La prépa à vélo se fait donc sur mon fidèle vélo de route. En désespoir de cause et en mode panique, je contacte Ironman quelques jours avant la course, qui me met en relation avec Bike Stop, le meilleur magasin vélo de San Juan. Je commande une blip box neuve chez Sram le mercredi pour une livraison le jeudi à Porto Rico, jour de mon arrivée sur place. Je file chez Bike Stop à ma descente de l’avion et y dépose mon vélo. Le soir même, un mail m’annonce que le changement de Blip box a résolu le problème. Merci à l’équipe de Bike Stop, super pro et super sympa.

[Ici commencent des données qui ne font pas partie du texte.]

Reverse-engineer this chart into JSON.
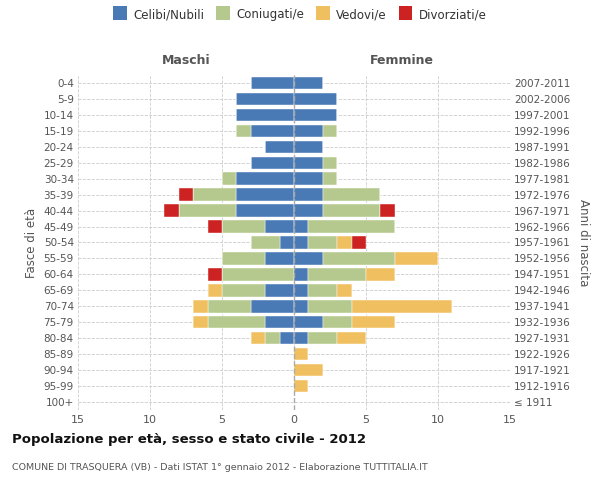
{
  "age_groups": [
    "100+",
    "95-99",
    "90-94",
    "85-89",
    "80-84",
    "75-79",
    "70-74",
    "65-69",
    "60-64",
    "55-59",
    "50-54",
    "45-49",
    "40-44",
    "35-39",
    "30-34",
    "25-29",
    "20-24",
    "15-19",
    "10-14",
    "5-9",
    "0-4"
  ],
  "birth_years": [
    "≤ 1911",
    "1912-1916",
    "1917-1921",
    "1922-1926",
    "1927-1931",
    "1932-1936",
    "1937-1941",
    "1942-1946",
    "1947-1951",
    "1952-1956",
    "1957-1961",
    "1962-1966",
    "1967-1971",
    "1972-1976",
    "1977-1981",
    "1982-1986",
    "1987-1991",
    "1992-1996",
    "1997-2001",
    "2002-2006",
    "2007-2011"
  ],
  "colors": {
    "celibi": "#4a7ab5",
    "coniugati": "#b5c98e",
    "vedovi": "#f0c060",
    "divorziati": "#cc2222"
  },
  "maschi": {
    "celibi": [
      0,
      0,
      0,
      0,
      1,
      2,
      3,
      2,
      0,
      2,
      1,
      2,
      4,
      4,
      4,
      3,
      2,
      3,
      4,
      4,
      3
    ],
    "coniugati": [
      0,
      0,
      0,
      0,
      1,
      4,
      3,
      3,
      5,
      3,
      2,
      3,
      4,
      3,
      1,
      0,
      0,
      1,
      0,
      0,
      0
    ],
    "vedovi": [
      0,
      0,
      0,
      0,
      1,
      1,
      1,
      1,
      0,
      0,
      0,
      0,
      0,
      0,
      0,
      0,
      0,
      0,
      0,
      0,
      0
    ],
    "divorziati": [
      0,
      0,
      0,
      0,
      0,
      0,
      0,
      0,
      1,
      0,
      0,
      1,
      1,
      1,
      0,
      0,
      0,
      0,
      0,
      0,
      0
    ]
  },
  "femmine": {
    "celibi": [
      0,
      0,
      0,
      0,
      1,
      2,
      1,
      1,
      1,
      2,
      1,
      1,
      2,
      2,
      2,
      2,
      2,
      2,
      3,
      3,
      2
    ],
    "coniugati": [
      0,
      0,
      0,
      0,
      2,
      2,
      3,
      2,
      4,
      5,
      2,
      6,
      4,
      4,
      1,
      1,
      0,
      1,
      0,
      0,
      0
    ],
    "vedovi": [
      0,
      1,
      2,
      1,
      2,
      3,
      7,
      1,
      2,
      3,
      1,
      0,
      0,
      0,
      0,
      0,
      0,
      0,
      0,
      0,
      0
    ],
    "divorziati": [
      0,
      0,
      0,
      0,
      0,
      0,
      0,
      0,
      0,
      0,
      1,
      0,
      1,
      0,
      0,
      0,
      0,
      0,
      0,
      0,
      0
    ]
  },
  "xlim": 15,
  "title": "Popolazione per età, sesso e stato civile - 2012",
  "subtitle": "COMUNE DI TRASQUERA (VB) - Dati ISTAT 1° gennaio 2012 - Elaborazione TUTTITALIA.IT",
  "ylabel": "Fasce di età",
  "y2label": "Anni di nascita",
  "legend_labels": [
    "Celibi/Nubili",
    "Coniugati/e",
    "Vedovi/e",
    "Divorziati/e"
  ],
  "maschi_label": "Maschi",
  "femmine_label": "Femmine",
  "bg_color": "#ffffff",
  "grid_color": "#cccccc"
}
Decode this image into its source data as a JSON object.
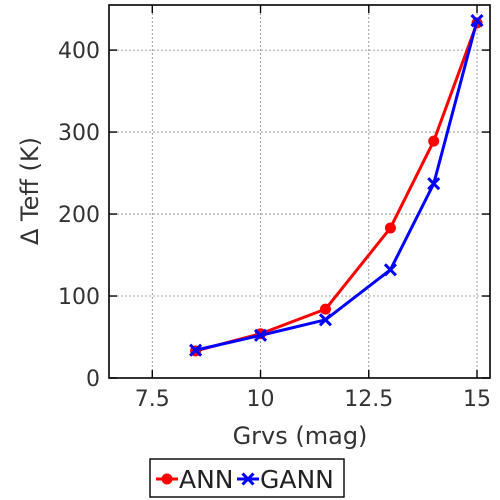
{
  "chart_data": {
    "type": "line",
    "xlabel": "Grvs (mag)",
    "ylabel": "Δ Teff (K)",
    "xlim": [
      6.5,
      15.3
    ],
    "ylim": [
      0,
      455
    ],
    "x_ticks": [
      7.5,
      10,
      12.5,
      15
    ],
    "x_tick_labels": [
      "7.5",
      "10",
      "12.5",
      "15"
    ],
    "y_ticks": [
      0,
      100,
      200,
      300,
      400
    ],
    "y_tick_labels": [
      "0",
      "100",
      "200",
      "300",
      "400"
    ],
    "grid": true,
    "legend_position": "bottom-center, outside plot",
    "series": [
      {
        "name": "ANN",
        "color": "#ff0000",
        "marker": "circle",
        "x": [
          8.5,
          10,
          11.5,
          13,
          14,
          15
        ],
        "y": [
          33,
          54,
          84,
          183,
          289,
          433
        ]
      },
      {
        "name": "GANN",
        "color": "#0000ff",
        "marker": "x",
        "x": [
          8.5,
          10,
          11.5,
          13,
          14,
          15
        ],
        "y": [
          34,
          52,
          71,
          132,
          237,
          436
        ]
      }
    ]
  }
}
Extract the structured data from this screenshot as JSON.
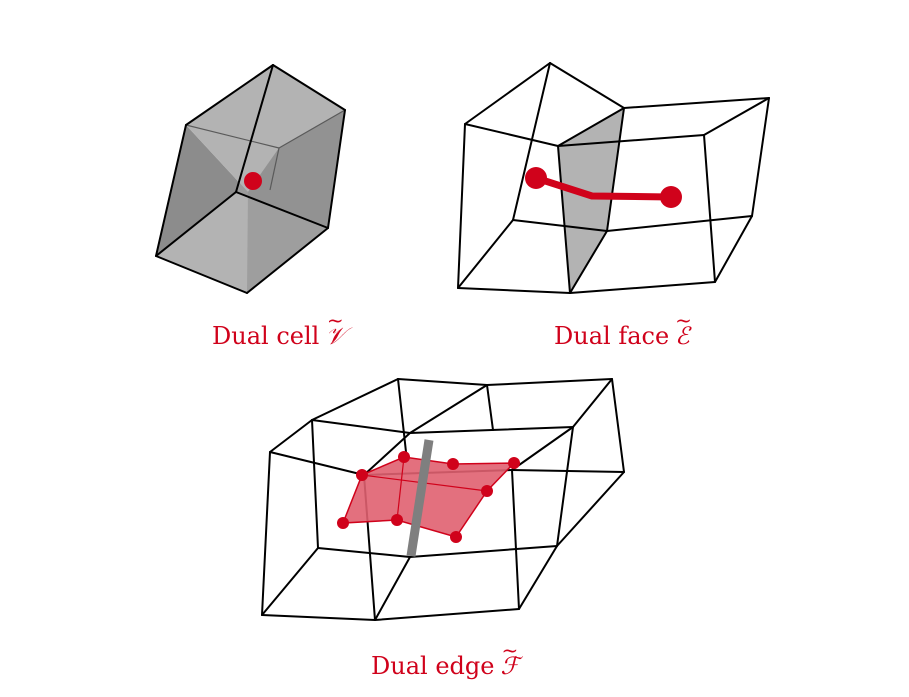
{
  "colors": {
    "accent": "#d0021b",
    "face_gray_light": "#b3b3b3",
    "face_gray_dark": "#8c8c8c",
    "dual_face_fill": "#e06070",
    "dual_edge_bar": "#7f7f7f",
    "line": "#000000"
  },
  "panels": {
    "dual_cell": {
      "caption": "Dual cell",
      "symbol": "𝒱",
      "tilde": "~"
    },
    "dual_face": {
      "caption": "Dual face",
      "symbol": "ℰ",
      "tilde": "~"
    },
    "dual_edge": {
      "caption": "Dual edge",
      "symbol": "ℱ",
      "tilde": "~"
    }
  }
}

S’ajoutent quelques pépins physiques qui perturbent la fin de ma prépa. Conséquence : j’arrive à Porto Rico sans véritable repère et dans un total manque de confiance. L’avant-veille de la course, sur une séance à pied pourtant très cool, ma contracture au mollet gauche se réveille brutalement. Panique à bord, consultation express d’un kiné de St Barth qui accompagne sa femme sur l’épreuve (merci Nico !) et à distance du réparateur de ma carcasse un peu usée (merci Fred !). Je suis à la lettre leurs recommandations, et la veille de l’épreuve se passera donc dans ma chambre, alternant glaçage, étirements, Compex (merci Luc !) et repos.

Au départ !

Dimanche, 4h du matin. Rituel immuable : avaler un gros gâteau énergétique, se doucher puis filer à la zone de transition pour gonfler les pneus du vélo et mettre en place ses affaires. Dans la nuit tiède, chacun se prépare dans une ambiance festive, pendant que le speaker fait monter la température. Je scotche 3 fléchettes sur le cadre du vélo, j’installe mes bidons congelés, trois barres énergétiques dans ma lunch box, je prépare mes affaires de course à pied (dossard, chaussures, chaussettes, manchons de compression, un demi litre de boisson isotonique et 8 fléchettes) et je rentre me mettre au frais à l’hôtel, que j’ai choisi pour sa localisation entre la zone de transition et le départ de la natation.

J’essaie de faire le vide, de m’abstraire de tout et d’entrer dans cette zone blanche et égoïste dans laquelle plus rien ne compte que la course. C’est entouré de ce halo mystérieux et protecteur que je marche sur le pont pour gagner le départ de la natation. Je salue les copains, je m’échauffe à sec, je m’épluche et je rejoins les 74 autres concurrents de ma catégorie, affublés comme moi d’un bonnet vert. Je retrouve le gang des saint martinois et Valéry, que je n’ai pas revu depuis l’Afrique du Sud, toujours souriant et toujours redoutable. La première vague part à 6h55 (Go Jean Marc, go !) puis c’est notre tour. On s’aligne entre les deux bouées et on attend le top départ en se maintenant sur place comme des poloïstes. Ca fait tut et c’est parti !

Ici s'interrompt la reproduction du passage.